One of those “where did this come from” popups on my e-mail
is a site called “Poll King” which generally asks political opinion questions and displays
the answers by political persuasion and gender. Today’s question was “Is it ‘Fair’
(what a squishy term, huh?) to compare Border Detention Centers to Concentration
Camps?” In addition to the gross overuse
of capital letters the question begs the issue that anything can be compared to
anything else, though it be a ludicrous comparison.
Those points aside, however, let’s endeavor to
educate ourselves a bit. The modern term “concentration camp” is viscerally perceived by
most of those of us with a conscience as something akin to the horrors of German
labor and death camps of WW II. There is little doubt in my mind that the
average individual believes that the term and the concept began there. Not so. IN truth, there have been some version of "concentration camps as long as victors have forced losers, civilian and/or military, to labor for them." So, what is a concentration camp by definition?
Definition of
concentration camp: “A place where large numbers of people (such as prisoners
of war, political prisoners, refugees, or the members of an ethnic or religious
minority) are detained or confined under armed guard.” Obviously, the Border Detention centers meet
this definition.
The term (not
the concept as we shall see) was actually born in Cuba, and in Spanish, (reconcentración). It stems from the Spanish attempting to keep Cuban rebels under control. There was
no “death camp” concept, yet many non combatants died of disease and hunger. Civilians
were forced, on penalty of death, to move into these encampments, and within a
year the island held tens of thousands of dead or dying reconcentrados, who
were lionized as martyrs in U.S. newspapers. No mass executions were necessary;
horrific living conditions and lack of food eventually took the lives of some
150,000 people.
The sad fact is
that after Spain surrendered to US forces, the camps weren’t immediately
disestablished. Huh? Remember, the Spanish American war was also fought in the
Philippines. By the end of 1901, U.S. generals fighting in the most
recalcitrant regions of the islands had likewise turned to concentration camps.
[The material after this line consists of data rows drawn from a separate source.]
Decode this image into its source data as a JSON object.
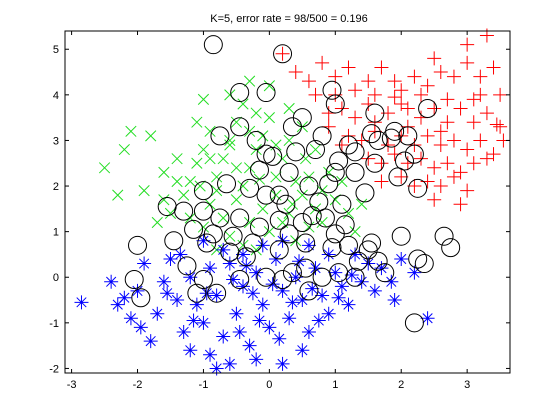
{
  "chart_data": {
    "type": "scatter",
    "title": "K=5, error rate = 98/500 = 0.196",
    "xlim": [
      -3.1,
      3.65
    ],
    "ylim": [
      -2.1,
      5.4
    ],
    "xticks": [
      -3,
      -2,
      -1,
      0,
      1,
      2,
      3
    ],
    "yticks": [
      -2,
      -1,
      0,
      1,
      2,
      3,
      4,
      5
    ],
    "xtick_labels": [
      "-3",
      "-2",
      "-1",
      "0",
      "1",
      "2",
      "3"
    ],
    "ytick_labels": [
      "-2",
      "-1",
      "0",
      "1",
      "2",
      "3",
      "4",
      "5"
    ],
    "grid": false,
    "legend": false,
    "colors": {
      "class_plus": "#ff0000",
      "class_x": "#22dd22",
      "class_star": "#0000ff",
      "misclassified": "#000000",
      "axes": "#000000",
      "background": "#ffffff"
    },
    "series": [
      {
        "marker": "plus",
        "color": "#ff0000",
        "points": [
          [
            0.2,
            4.9
          ],
          [
            0.4,
            4.5
          ],
          [
            0.6,
            4.3
          ],
          [
            0.8,
            4.7
          ],
          [
            1.0,
            4.4
          ],
          [
            1.2,
            4.6
          ],
          [
            1.3,
            4.1
          ],
          [
            1.5,
            4.3
          ],
          [
            1.7,
            4.6
          ],
          [
            1.9,
            4.3
          ],
          [
            2.0,
            4.1
          ],
          [
            2.2,
            4.4
          ],
          [
            2.4,
            4.2
          ],
          [
            2.6,
            4.5
          ],
          [
            2.8,
            4.4
          ],
          [
            3.0,
            4.7
          ],
          [
            3.2,
            4.4
          ],
          [
            3.4,
            4.6
          ],
          [
            3.0,
            5.1
          ],
          [
            3.3,
            5.3
          ],
          [
            2.5,
            4.8
          ],
          [
            1.1,
            3.7
          ],
          [
            1.3,
            3.5
          ],
          [
            1.5,
            3.8
          ],
          [
            1.6,
            3.4
          ],
          [
            1.8,
            3.6
          ],
          [
            2.0,
            3.8
          ],
          [
            2.1,
            3.3
          ],
          [
            2.3,
            3.5
          ],
          [
            2.5,
            3.7
          ],
          [
            2.7,
            3.4
          ],
          [
            2.9,
            3.7
          ],
          [
            3.1,
            3.4
          ],
          [
            3.3,
            3.6
          ],
          [
            3.5,
            3.3
          ],
          [
            3.55,
            3.0
          ],
          [
            1.2,
            3.1
          ],
          [
            1.4,
            3.0
          ],
          [
            1.6,
            3.2
          ],
          [
            1.8,
            2.9
          ],
          [
            2.0,
            3.1
          ],
          [
            2.2,
            2.9
          ],
          [
            2.4,
            3.1
          ],
          [
            2.6,
            2.9
          ],
          [
            2.8,
            3.0
          ],
          [
            3.0,
            2.8
          ],
          [
            3.2,
            3.0
          ],
          [
            3.4,
            2.7
          ],
          [
            1.5,
            2.6
          ],
          [
            1.7,
            2.5
          ],
          [
            1.9,
            2.7
          ],
          [
            2.1,
            2.5
          ],
          [
            2.3,
            2.6
          ],
          [
            2.5,
            2.4
          ],
          [
            2.7,
            2.5
          ],
          [
            2.9,
            2.3
          ],
          [
            3.1,
            2.5
          ],
          [
            3.3,
            2.6
          ],
          [
            2.0,
            2.2
          ],
          [
            2.2,
            2.0
          ],
          [
            2.4,
            2.1
          ],
          [
            2.6,
            2.0
          ],
          [
            2.8,
            2.2
          ],
          [
            3.0,
            1.9
          ],
          [
            2.9,
            1.6
          ],
          [
            2.5,
            1.7
          ],
          [
            1.7,
            2.1
          ],
          [
            0.7,
            4.0
          ],
          [
            0.9,
            3.6
          ],
          [
            1.0,
            4.0
          ],
          [
            0.9,
            3.3
          ],
          [
            2.1,
            3.7
          ],
          [
            2.7,
            3.9
          ],
          [
            3.1,
            3.9
          ],
          [
            3.5,
            4.0
          ],
          [
            2.3,
            4.0
          ],
          [
            1.9,
            3.95
          ],
          [
            1.6,
            4.0
          ],
          [
            2.6,
            3.2
          ],
          [
            1.1,
            2.9
          ],
          [
            3.45,
            3.35
          ],
          [
            3.2,
            4.0
          ]
        ]
      },
      {
        "marker": "x",
        "color": "#22dd22",
        "points": [
          [
            -2.5,
            2.4
          ],
          [
            -2.2,
            2.8
          ],
          [
            -2.1,
            3.2
          ],
          [
            -1.8,
            3.1
          ],
          [
            -2.3,
            1.8
          ],
          [
            -1.9,
            1.9
          ],
          [
            -1.6,
            2.3
          ],
          [
            -1.4,
            2.6
          ],
          [
            -1.5,
            1.4
          ],
          [
            -1.3,
            1.8
          ],
          [
            -1.2,
            2.1
          ],
          [
            -1.1,
            2.5
          ],
          [
            -1.0,
            2.8
          ],
          [
            -0.9,
            3.2
          ],
          [
            -0.8,
            2.2
          ],
          [
            -0.7,
            2.6
          ],
          [
            -0.6,
            3.0
          ],
          [
            -0.5,
            3.4
          ],
          [
            -0.4,
            2.0
          ],
          [
            -0.3,
            2.4
          ],
          [
            -0.2,
            2.8
          ],
          [
            -0.1,
            3.1
          ],
          [
            0.0,
            3.5
          ],
          [
            0.1,
            2.2
          ],
          [
            0.2,
            2.6
          ],
          [
            0.3,
            3.0
          ],
          [
            0.4,
            2.1
          ],
          [
            -0.9,
            1.6
          ],
          [
            -0.7,
            1.3
          ],
          [
            -0.5,
            1.7
          ],
          [
            -0.3,
            1.2
          ],
          [
            -0.1,
            1.5
          ],
          [
            0.1,
            1.8
          ],
          [
            0.3,
            1.4
          ],
          [
            -1.0,
            1.1
          ],
          [
            -1.2,
            1.3
          ],
          [
            -0.6,
            0.9
          ],
          [
            -0.4,
            0.7
          ],
          [
            0.0,
            1.0
          ],
          [
            0.2,
            1.2
          ],
          [
            0.5,
            1.8
          ],
          [
            0.6,
            2.2
          ],
          [
            0.7,
            1.5
          ],
          [
            0.8,
            1.9
          ],
          [
            0.9,
            2.3
          ],
          [
            1.0,
            1.7
          ],
          [
            1.1,
            2.1
          ],
          [
            1.2,
            1.4
          ],
          [
            0.6,
            1.1
          ],
          [
            0.4,
            0.8
          ],
          [
            -0.6,
            4.0
          ],
          [
            -0.4,
            3.8
          ],
          [
            -0.2,
            3.6
          ],
          [
            0.0,
            4.2
          ],
          [
            -1.0,
            3.9
          ],
          [
            -1.1,
            3.4
          ],
          [
            -0.3,
            4.3
          ],
          [
            0.3,
            3.7
          ],
          [
            0.5,
            3.3
          ],
          [
            0.7,
            2.8
          ],
          [
            -0.8,
            1.9
          ],
          [
            -1.4,
            2.1
          ],
          [
            -1.6,
            1.7
          ],
          [
            -0.5,
            2.4
          ],
          [
            -0.9,
            2.6
          ],
          [
            0.1,
            2.9
          ],
          [
            0.8,
            1.2
          ],
          [
            1.3,
            1.0
          ],
          [
            1.4,
            1.6
          ],
          [
            -1.7,
            1.2
          ],
          [
            -0.2,
            0.6
          ],
          [
            -0.8,
            0.6
          ],
          [
            -0.6,
            2.9
          ],
          [
            -0.3,
            3.2
          ],
          [
            -1.05,
            2.0
          ],
          [
            -0.15,
            2.15
          ],
          [
            0.35,
            1.6
          ],
          [
            0.55,
            2.6
          ]
        ]
      },
      {
        "marker": "star",
        "color": "#0000ff",
        "points": [
          [
            -2.85,
            -0.55
          ],
          [
            -2.4,
            -0.1
          ],
          [
            -2.3,
            -0.6
          ],
          [
            -2.1,
            -0.9
          ],
          [
            -2.0,
            -0.3
          ],
          [
            -1.9,
            0.3
          ],
          [
            -1.7,
            -0.8
          ],
          [
            -1.6,
            -0.1
          ],
          [
            -1.5,
            0.4
          ],
          [
            -1.4,
            -0.5
          ],
          [
            -1.3,
            -1.2
          ],
          [
            -1.2,
            0.0
          ],
          [
            -1.1,
            -0.6
          ],
          [
            -1.0,
            -1.0
          ],
          [
            -0.9,
            0.2
          ],
          [
            -0.8,
            -0.4
          ],
          [
            -0.7,
            -1.3
          ],
          [
            -0.6,
            0.3
          ],
          [
            -0.5,
            -0.8
          ],
          [
            -0.4,
            -0.2
          ],
          [
            -0.3,
            -1.5
          ],
          [
            -0.2,
            0.1
          ],
          [
            -0.1,
            -0.6
          ],
          [
            0.0,
            -1.1
          ],
          [
            0.1,
            0.4
          ],
          [
            0.2,
            -0.3
          ],
          [
            0.3,
            -0.9
          ],
          [
            0.4,
            0.0
          ],
          [
            0.5,
            -0.5
          ],
          [
            0.6,
            -1.2
          ],
          [
            0.7,
            0.2
          ],
          [
            0.8,
            -0.4
          ],
          [
            0.9,
            -0.8
          ],
          [
            1.0,
            0.1
          ],
          [
            1.1,
            -0.2
          ],
          [
            1.2,
            -0.6
          ],
          [
            1.3,
            0.5
          ],
          [
            1.4,
            -0.1
          ],
          [
            1.6,
            -0.3
          ],
          [
            1.7,
            0.2
          ],
          [
            1.9,
            -0.5
          ],
          [
            2.0,
            0.4
          ],
          [
            2.2,
            0.1
          ],
          [
            2.4,
            -0.9
          ],
          [
            -1.8,
            -1.4
          ],
          [
            -1.2,
            -1.6
          ],
          [
            -0.9,
            -1.7
          ],
          [
            -0.6,
            -1.9
          ],
          [
            -0.2,
            -1.8
          ],
          [
            0.2,
            -1.9
          ],
          [
            0.5,
            -1.6
          ],
          [
            -0.8,
            -2.0
          ],
          [
            -1.0,
            0.8
          ],
          [
            -0.7,
            0.6
          ],
          [
            -0.4,
            0.5
          ],
          [
            -0.1,
            0.7
          ],
          [
            0.2,
            0.8
          ],
          [
            0.6,
            0.7
          ],
          [
            0.9,
            0.5
          ],
          [
            -1.35,
            0.5
          ],
          [
            -0.55,
            -0.05
          ],
          [
            -0.25,
            -0.35
          ],
          [
            0.35,
            -0.55
          ],
          [
            0.75,
            -0.95
          ],
          [
            1.05,
            -0.45
          ],
          [
            -1.55,
            -0.35
          ],
          [
            -2.2,
            -0.45
          ],
          [
            -1.95,
            -1.1
          ],
          [
            -0.95,
            -0.35
          ],
          [
            -0.45,
            -1.2
          ],
          [
            0.05,
            -0.15
          ],
          [
            0.45,
            0.35
          ],
          [
            1.5,
            0.3
          ],
          [
            1.85,
            -0.1
          ],
          [
            0.15,
            -1.35
          ],
          [
            -0.15,
            -0.95
          ],
          [
            -1.15,
            -0.95
          ],
          [
            -0.35,
            0.25
          ],
          [
            0.65,
            -0.25
          ],
          [
            1.25,
            0.05
          ]
        ]
      }
    ],
    "misclassified_circles": [
      [
        -0.85,
        5.1
      ],
      [
        0.2,
        4.9
      ],
      [
        -0.45,
        4.05
      ],
      [
        -0.05,
        4.05
      ],
      [
        0.95,
        4.1
      ],
      [
        1.0,
        3.8
      ],
      [
        2.4,
        3.7
      ],
      [
        -0.75,
        3.1
      ],
      [
        -0.45,
        3.3
      ],
      [
        -0.2,
        3.0
      ],
      [
        -0.05,
        2.7
      ],
      [
        0.35,
        3.3
      ],
      [
        0.5,
        3.5
      ],
      [
        0.8,
        3.1
      ],
      [
        0.7,
        2.8
      ],
      [
        1.05,
        2.55
      ],
      [
        1.2,
        2.9
      ],
      [
        1.55,
        3.15
      ],
      [
        1.65,
        3.0
      ],
      [
        1.9,
        3.2
      ],
      [
        2.1,
        3.1
      ],
      [
        2.2,
        2.7
      ],
      [
        1.6,
        2.5
      ],
      [
        1.95,
        2.2
      ],
      [
        2.25,
        1.95
      ],
      [
        0.3,
        2.3
      ],
      [
        0.6,
        2.0
      ],
      [
        1.0,
        2.3
      ],
      [
        1.3,
        2.3
      ],
      [
        -1.0,
        1.9
      ],
      [
        -0.05,
        1.8
      ],
      [
        0.25,
        1.6
      ],
      [
        0.75,
        1.65
      ],
      [
        1.1,
        1.6
      ],
      [
        -1.55,
        1.55
      ],
      [
        -1.3,
        1.45
      ],
      [
        -1.0,
        1.45
      ],
      [
        -0.75,
        1.3
      ],
      [
        -0.45,
        1.3
      ],
      [
        -0.15,
        1.1
      ],
      [
        0.15,
        1.25
      ],
      [
        0.5,
        1.2
      ],
      [
        0.85,
        1.3
      ],
      [
        -1.15,
        1.05
      ],
      [
        -0.85,
        0.95
      ],
      [
        -0.55,
        0.9
      ],
      [
        -0.25,
        0.75
      ],
      [
        0.15,
        0.6
      ],
      [
        0.55,
        0.75
      ],
      [
        0.95,
        0.65
      ],
      [
        1.2,
        0.7
      ],
      [
        1.55,
        0.75
      ],
      [
        2.0,
        0.9
      ],
      [
        2.65,
        0.9
      ],
      [
        2.75,
        0.65
      ],
      [
        -2.0,
        0.7
      ],
      [
        -1.45,
        0.8
      ],
      [
        -0.95,
        0.75
      ],
      [
        0.3,
        0.95
      ],
      [
        0.55,
        0.2
      ],
      [
        1.05,
        0.1
      ],
      [
        1.35,
        0.35
      ],
      [
        1.65,
        0.35
      ],
      [
        2.25,
        0.4
      ],
      [
        2.35,
        0.3
      ],
      [
        -2.05,
        -0.05
      ],
      [
        -1.0,
        -0.05
      ],
      [
        -0.45,
        -0.05
      ],
      [
        0.2,
        -0.05
      ],
      [
        0.8,
        0.0
      ],
      [
        1.3,
        0.0
      ],
      [
        -1.95,
        -0.45
      ],
      [
        -1.1,
        -0.35
      ],
      [
        -0.8,
        -0.35
      ],
      [
        0.6,
        -0.3
      ],
      [
        2.2,
        -1.0
      ],
      [
        -0.05,
        0.0
      ],
      [
        1.6,
        3.6
      ],
      [
        0.15,
        1.8
      ],
      [
        0.4,
        2.75
      ],
      [
        1.85,
        3.05
      ],
      [
        -0.3,
        1.95
      ],
      [
        0.9,
        2.05
      ],
      [
        1.45,
        1.85
      ],
      [
        -0.65,
        2.05
      ],
      [
        1.3,
        2.75
      ],
      [
        0.05,
        2.65
      ],
      [
        0.65,
        1.35
      ],
      [
        1.0,
        0.95
      ],
      [
        -0.35,
        0.45
      ],
      [
        1.75,
        0.1
      ],
      [
        -1.25,
        0.25
      ],
      [
        0.35,
        0.1
      ],
      [
        -0.6,
        0.55
      ],
      [
        1.5,
        0.6
      ],
      [
        -0.15,
        2.35
      ],
      [
        2.05,
        2.55
      ],
      [
        1.15,
        1.15
      ]
    ]
  }
}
This was simply because the Filipinos had the audacity to claim their freedom
not only from Spain, but from foreign domination. The US Army recorded this
turn officially as an “orderly application of measured tactics”, but what developed
was far from that. On seeing one camp, one senior Army officer wrote, “It seems
way out of the world without a sight of the sea, in fact, more like some suburb
of hell.”
By 1900, however,
that other “progressive and humane” nation - Great Britain, had instituted camps
in South Africa. Aimed at first to control rebellious Dutch-descended settler farmers
during the Boer War, they yielded results similar to Spanish (Cuban) and American
(Philippines) camps. In 1900, the
British began relocating more than 200,000 civilians, mostly women and
children, behind barbed wire into bell tents or improvised huts. Again, the
idea of punishing civilians evoked horror among those who saw themselves as
representatives of a civilized nation. “When is a war not a war?” asked British
Member of Parliament Sir Henry Campbell-Bannerman in June 1901. His answer? “When it is carried on by methods of barbarism in South
Africa.” As in Cuba and The Philippines, far more people died in the camps than
in combat. Polluted water supplies, lack of food, and infectious diseases ended
up killing tens of thousands of detainees. While the reports of the treatment
of European descendants in this manner shocked many if not most of the British
public, far less concern was evidenced for conditions in British camps for
black Africans who had even more squalid living conditions and, at times, only
half the rations allotted to white detainees.
Lest we
minimize American use of the concept of forced relocation and physical concentration
(because we’re the “good guys”) it is essential to recall the “internment”
(concentration) of US citizens of Japanese descent during WW II. Enough has
been said about this, so let’s back up to the last half of the 19th
century to another concentration camp, this time on the Lakota Pine Ridge “reservation.” The difference between reservation and concentration
camp at the time was largely a matter of spelling. The circumstances are largely irrelevant, but
the result bears repetition. Approximately 300 men, women, and children of the
Lakota were killed and 51 were wounded (4 men and 47 women and children,
some of whom died later). While Congress (in 1990) formally apologized and
denounced the actions of the US Army, the sickening fact is that 20
Medals of Honor were awarded to soldiers who received them for actions during the
Wounded Knee Massacre in 1890, when hundreds of Native Americans
were killed by U.S. cavalry soldiers. This is the nation’s highest military
honor bestowed on men using Hotchkiss machine guns to indiscriminately kill women
and children.
Mass grave at wounded knee. Look familiar?
A concentration
camp, by definition, is exactly what the Border Detention Centers are. How bad
they are is a matter of degree, not definition.
By the way the poll results on the
original question show, disappointingly, that 78.5% of our countrymen and women
apparently don’t know the difference between summer camp and involuntary confinement.
Of the Democrats who responded, 61% think the camps are concentration camps,
while a disturbing 95 % of Republicans think they’re just fine.